[Help]: Loss NaN occured while training VALL-E during the second stage (the NAR decoder)

open-mmlab / Amphion

Amphion (/æmˈfaɪən/) is a toolkit for Audio, Music, and Speech Generation. Its purpose is to support reproducible research and help junior researchers and engineers get started in the field of audio, music, and speech generation research and development.

https://openhlt.github.io/amphion/

MIT License

4.28k stars 364 forks source link

[Help]: Loss NaN occured while training VALL-E during the second stage (the NAR decoder) #211

Closed Ming-er closed 2 weeks ago

Ming-er commented 1 month ago

Sorry to bother you.

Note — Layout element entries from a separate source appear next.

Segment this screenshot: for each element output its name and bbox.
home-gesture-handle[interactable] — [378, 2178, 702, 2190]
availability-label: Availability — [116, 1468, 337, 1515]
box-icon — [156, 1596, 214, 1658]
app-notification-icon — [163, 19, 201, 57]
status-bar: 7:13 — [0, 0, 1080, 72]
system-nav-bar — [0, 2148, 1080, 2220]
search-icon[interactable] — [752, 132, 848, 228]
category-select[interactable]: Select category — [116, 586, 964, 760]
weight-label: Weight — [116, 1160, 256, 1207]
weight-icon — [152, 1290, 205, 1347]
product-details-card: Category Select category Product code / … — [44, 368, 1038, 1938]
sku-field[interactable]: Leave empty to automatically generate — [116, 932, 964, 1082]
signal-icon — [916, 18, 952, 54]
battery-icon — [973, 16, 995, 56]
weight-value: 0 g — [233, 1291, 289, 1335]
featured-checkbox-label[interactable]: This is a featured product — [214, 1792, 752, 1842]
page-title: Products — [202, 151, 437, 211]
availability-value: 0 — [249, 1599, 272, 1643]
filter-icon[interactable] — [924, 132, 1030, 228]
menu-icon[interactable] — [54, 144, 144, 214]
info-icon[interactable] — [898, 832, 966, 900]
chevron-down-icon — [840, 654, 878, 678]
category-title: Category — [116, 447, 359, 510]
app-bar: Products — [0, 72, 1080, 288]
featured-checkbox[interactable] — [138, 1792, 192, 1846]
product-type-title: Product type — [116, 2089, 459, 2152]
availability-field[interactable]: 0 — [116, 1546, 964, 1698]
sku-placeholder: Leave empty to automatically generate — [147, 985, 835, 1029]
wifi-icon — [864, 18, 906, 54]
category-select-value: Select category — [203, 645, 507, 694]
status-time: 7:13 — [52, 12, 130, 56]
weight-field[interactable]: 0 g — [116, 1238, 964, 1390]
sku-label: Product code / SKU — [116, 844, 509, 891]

I've been working on training the VALL-E model from scratch using LibriTTS. I followed the scripts to prepare the training data. Due to hardware limitations (1 x RTX 4090), I used fp16 and set the batch_size to 1 to train the AR decoder for 20 epochs, with other configs remaining unchanged. The training/validation loss finally converged to about 2.79/3.06 after the last epoch, respectively. However, when I used the trained AR decoder from the last epoch to subsequently train the NAR decoder, the loss started normal, fluctuating between 15 and 5, but then turned to NaN during the last half of epoch 0. Can you help me to find out the problem? I am looking forward to your reply.

jiaqili3 commented 1 month ago

Hi, thanks for using our repo! Encountering NaN loss may indicate that you use too large learning rates, or your data contains some out-of-distribution samples that breaks the normal optimization. I would suggest you try to decrease the learning rate, and clipping the grad norm would also help (using torch.nn.utils.clip_grad_norm_, you could search for how to do this).

We have a new version of VALL-E training codes coming soon, which could provide better performance and faster convergence. Stay tuned and I hope you'll like that!

jiaqili3 commented 2 weeks ago

Hi @Ming-er, our new valle release is out, and in our experiments we haven't met the NaN loss issue. The clip_grad_norm has also been added to its trainer. If you have further questions you're welcome to reopen the issue. Thanks!